Tidal is a fountain of examples for all of this, as they are evidently trying take their lead from Netflix. The infamous launch event is a perfect (almost too perfect) example of a “big lie” that they are still trying to recover from. By trying to play the artist friendly card in such a grand fashion, whilst it was so, so obvious that it was all about the almighty dollar, they destroyed not only their credibility but dented everybody that was involved.
Maybe I am overstating the cultural importance of authenticity, maybe I’m not, but let’s say our fledgling startup Netunes does get as far as making some exclusive bits of music. Does anyone actually care?
Again, looking at Tidal – who has founded their business on exclusive content – I think we can say no. Music does not have a scarcity problem – there is such a large volume of new music that it’s hard to keep up. Not only that, but in contrast to TV, listening to existing music is the default. I mostly watch new TV shows – I rarely rewatch something I’ve already seen – whereas with music it’s the opposite. If there’s a record that’s exclusive to one platform, rather then going to the effort of switching platforms to listen to it – and having to switch my whole music library with it, another problem not shared with TV – I’ll just listen to something else.

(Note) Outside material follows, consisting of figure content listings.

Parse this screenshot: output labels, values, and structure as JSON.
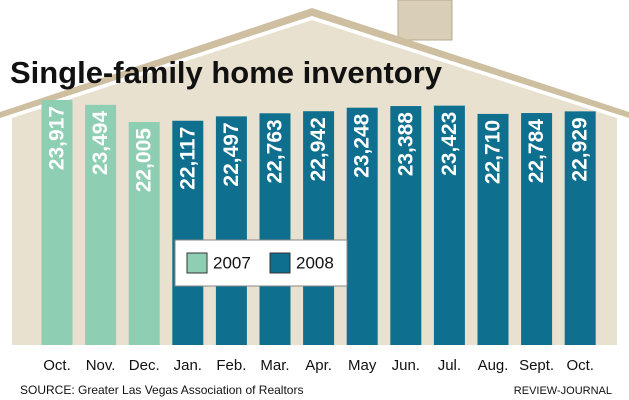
{
  "chart_data": {
    "type": "bar",
    "title": "Single-family home inventory",
    "categories": [
      "Oct.",
      "Nov.",
      "Dec.",
      "Jan.",
      "Feb.",
      "Mar.",
      "Apr.",
      "May",
      "Jun.",
      "Jul.",
      "Aug.",
      "Sept.",
      "Oct."
    ],
    "series": [
      {
        "name": "2007",
        "color": "#8ecfb4",
        "values": [
          23917,
          23494,
          22005,
          null,
          null,
          null,
          null,
          null,
          null,
          null,
          null,
          null,
          null
        ],
        "value_labels": [
          "23,917",
          "23,494",
          "22,005",
          null,
          null,
          null,
          null,
          null,
          null,
          null,
          null,
          null,
          null
        ]
      },
      {
        "name": "2008",
        "color": "#0f6f8f",
        "values": [
          null,
          null,
          null,
          22117,
          22497,
          22763,
          22942,
          23248,
          23388,
          23423,
          22710,
          22784,
          22929
        ],
        "value_labels": [
          null,
          null,
          null,
          "22,117",
          "22,497",
          "22,763",
          "22,942",
          "23,248",
          "23,388",
          "23,423",
          "22,710",
          "22,784",
          "22,929"
        ]
      }
    ],
    "ylim": [
      2700,
      24000
    ],
    "source": "SOURCE: Greater Las Vegas Association of Realtors",
    "credit": "REVIEW-JOURNAL"
  }
}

Sorry Tidal. Sorry Rihanna. ‘Anti’ can wait.
We can’t, then, take too much inspiration from the emerging models of streaming TV in a business sense. But there is something that is important that it is driving that is relevant: TVs are now computers.
Netflix means that people are used to interacting with their TVs, whether it’s via a “smart” TV that has apps built in, or whether it’s through a device like an Apple TV. And for music, this could be hugely important because as it turns out, TVs are probably the best way most people have to listen to music at home. Digital music at home has been dominated by iPod docks and latterly devices like Sonos, but these are potentially quite niche devices – aimed at serious music listeners – when you consider that most people have decent TV setups with “good enough” speakers, but up until this point have had no easy way to use them for music.
The new Apple TV, which – finally – has an App Store built in has the potential to take this to a mass market. It will probably be as simple to start with as the popular streaming services getting apps – obviously Apple Music is on there already – but there’s a lot of potential in a medium that can be as visual as TV for doing something different and new with music.
Just before Christmas I was part of the team that launched the first artist app on the Apple TV for Placebo, and I’m not saying what we did was revolutionary in any way but it’s a fascinating way to engage with an artists’ catalogue in a visual way. We designed it as the best way to listen to their music on TV, with a focus on video but also discovery, one bit of content taking you to another, interaction if you want it but not if you don’t. We’re only kicking the tires, though – it just scratches the surface of what could be possible.
As a platform it has a huge potential for music, and as yet no one has figured out exactly the right way it should work. For that right company or artist, that means that there’s a massive opportunity just within reach.
Someone is going to turn the TV into the iPod of the living room. I wonder who it will be?